Columns, Opinion

Kaye’s Corner: Our Best Christmas

Written in 1954 by my Uncle Clarence Hill for the Farm Journal, I hope you will enjoy this story as much as we have. A father of five, Iowa farmer, humorist, woodworker, and uplifting writer, Clarence Hill was an unforgettable character.

A shaggy, pot-bellied little Shetland pony got all mixed up with our Christmas last year. I’d like to tell you about it. 

Our four boys are in the pony business; you’ll see that from our sign along the road, which reads: “Kids love ponies; ponies love kids.”

Ponies, like children, have personalities. “Major Midget,” our chestnut stallion, 38 inches tall, 14 years old, is a gentleman in the hands of Eleanor, age seven, but with our four boys he is full of tricks, devilish, and unpredictable.

About a dozen Shetland foals are born on our farm each year. “First to see a colt gets to name it,” we say and the result is a lexicon of names, such as Dagwood, Scamp, Cheffy, and Twinkle.

Then Sparkle came along. A proven broodmare, she was also the gentlest pony we ever owned. Jet black, she had that comfy look, with a broad and matronly middle, like Mom and Aunt Easter when they’re not cinched up for Sunday.

In our six-pony hitch, Sparkle was literally our anchor mare. She couldn’t be hurried. The village kids adored her and loaded her up with humanity on the outside and with apple cores on the inside.

Sparkle has horse sense. She would stand motionless while a child got out from under her chassis, but she likewise kicked the daylights, as well as the taillights out of a boy who annoyed her colt.

One of the unwritten codes of our business is that no one shall become so attached to any pony sentimentally, that it may not be sold. But already Sparkle had become an exception. She just wasn’t for sale!

It was the week before Christmas that the Baxters came – a tired looking father and a very very red-headed little boy of seven. Bill Baxter’s eyes were so blue and his freckles so unanimous that you hardly saw the limp that polio had left him with.

We learned in four words, why Mama hadn’t come along: “His Mother is dead.” Here was one order we couldn’t fill. We didn’t have any pony that was safe – none, that is except old Sparkle who wasn’t for sale.

But between boy and beast, it was love at first sight – a silent communication between black mare with her long whiskers and warm nose and red-headed boy with eager, tense face.

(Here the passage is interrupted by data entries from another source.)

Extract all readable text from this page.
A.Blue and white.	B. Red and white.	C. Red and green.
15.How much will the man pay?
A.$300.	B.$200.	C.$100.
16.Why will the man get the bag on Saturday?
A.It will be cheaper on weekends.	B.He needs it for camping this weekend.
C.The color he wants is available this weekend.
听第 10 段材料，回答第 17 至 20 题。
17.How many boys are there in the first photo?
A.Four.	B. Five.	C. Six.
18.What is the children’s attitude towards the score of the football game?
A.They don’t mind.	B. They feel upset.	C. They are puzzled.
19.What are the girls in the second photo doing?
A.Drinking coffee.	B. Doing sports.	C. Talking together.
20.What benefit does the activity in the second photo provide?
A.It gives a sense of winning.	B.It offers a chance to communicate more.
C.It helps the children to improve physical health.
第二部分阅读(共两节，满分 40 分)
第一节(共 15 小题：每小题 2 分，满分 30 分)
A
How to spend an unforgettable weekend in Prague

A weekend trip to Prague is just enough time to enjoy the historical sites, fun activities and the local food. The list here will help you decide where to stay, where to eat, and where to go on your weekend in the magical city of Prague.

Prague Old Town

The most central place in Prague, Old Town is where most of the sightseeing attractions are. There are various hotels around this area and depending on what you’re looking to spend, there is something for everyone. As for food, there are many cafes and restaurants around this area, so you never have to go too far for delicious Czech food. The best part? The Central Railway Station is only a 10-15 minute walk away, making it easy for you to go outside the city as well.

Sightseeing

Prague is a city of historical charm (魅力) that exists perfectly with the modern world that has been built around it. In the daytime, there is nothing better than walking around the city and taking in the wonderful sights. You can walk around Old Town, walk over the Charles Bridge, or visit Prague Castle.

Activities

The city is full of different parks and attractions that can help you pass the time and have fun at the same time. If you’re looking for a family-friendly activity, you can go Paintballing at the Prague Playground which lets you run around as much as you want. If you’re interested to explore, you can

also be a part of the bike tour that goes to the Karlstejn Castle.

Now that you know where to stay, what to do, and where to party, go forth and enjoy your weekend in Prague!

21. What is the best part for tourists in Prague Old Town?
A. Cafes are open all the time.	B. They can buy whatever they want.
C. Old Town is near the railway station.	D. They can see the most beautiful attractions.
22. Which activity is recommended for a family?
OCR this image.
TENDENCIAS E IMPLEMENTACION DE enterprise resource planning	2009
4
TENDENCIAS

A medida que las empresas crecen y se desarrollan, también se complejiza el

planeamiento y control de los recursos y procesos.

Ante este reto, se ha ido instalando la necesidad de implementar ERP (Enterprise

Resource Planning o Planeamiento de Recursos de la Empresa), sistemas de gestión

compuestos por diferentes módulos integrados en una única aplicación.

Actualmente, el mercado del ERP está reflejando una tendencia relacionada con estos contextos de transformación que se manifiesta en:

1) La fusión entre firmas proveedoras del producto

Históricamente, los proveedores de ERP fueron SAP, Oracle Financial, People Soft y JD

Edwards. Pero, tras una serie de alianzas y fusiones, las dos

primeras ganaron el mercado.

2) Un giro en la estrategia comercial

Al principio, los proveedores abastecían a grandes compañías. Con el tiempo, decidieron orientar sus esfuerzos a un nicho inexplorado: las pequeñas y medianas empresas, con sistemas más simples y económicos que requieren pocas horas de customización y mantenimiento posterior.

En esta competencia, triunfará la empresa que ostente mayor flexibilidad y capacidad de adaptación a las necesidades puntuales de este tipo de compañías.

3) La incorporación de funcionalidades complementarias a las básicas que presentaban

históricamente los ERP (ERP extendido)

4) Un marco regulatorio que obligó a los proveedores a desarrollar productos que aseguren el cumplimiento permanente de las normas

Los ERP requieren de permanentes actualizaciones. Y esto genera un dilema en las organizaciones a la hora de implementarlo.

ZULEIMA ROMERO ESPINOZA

Would we price the mare? The twins Ed and Art (16) were noncommittal. Robert (12) and Harold (10) objected. Eleanor rebelled. So, we called a conference.

Could Sparkle, even in a small way help heal the lame leg?  The doctor said yes.

But most important, could this decision become our greatest gift this Christmas – not something easy, but a genuine sacrifice of something loved?

We delivered old Sparkle on Christmas Eve. Bob and Harold went along, across the Des Moines River and over near Polk City. I was sorry we arrived at dusk, for a motherless farmstead is loneliest when night and Christmas Eve come on. But a light was in the barn. We found a clean stall with fresh bedding and bright hay and a red-headed boy. 

It was then that I knew what I wanted for Christmas tomorrow. Just ten sturdy legs and ten strong arms for my five children and Mother Mabel to be waiting at dusk each day.

Something was happening to Robert and Harold, something as great as a timeless Christmas itself. They were sensing their own participation in the fulfillment of another’s dream. For now, Billy had four more legs to help him and a friend to roam the pasture when spring came around.

The freckle-faced boy stood, wordless, watching the pony and I wondered if her barny smell and loose dandruff weren’t frankincense and myrrh to him.

We left Sparkle then, my two boys and I. We didn’t have much to say as we rode home, but deep inside us, I know we shared something: a strange warm glow, warm enough to melt my eyes just a little. Sometimes, I thought, great lessons are best taught in stables.

At the Des Moines River bridge we slowed down a while and looked back at the Baxter barn where one star sparkled down – bigger, more brilliant, and warmer by far than all the others. At least, that’s what two little wisemen said who sat beside me in the truck.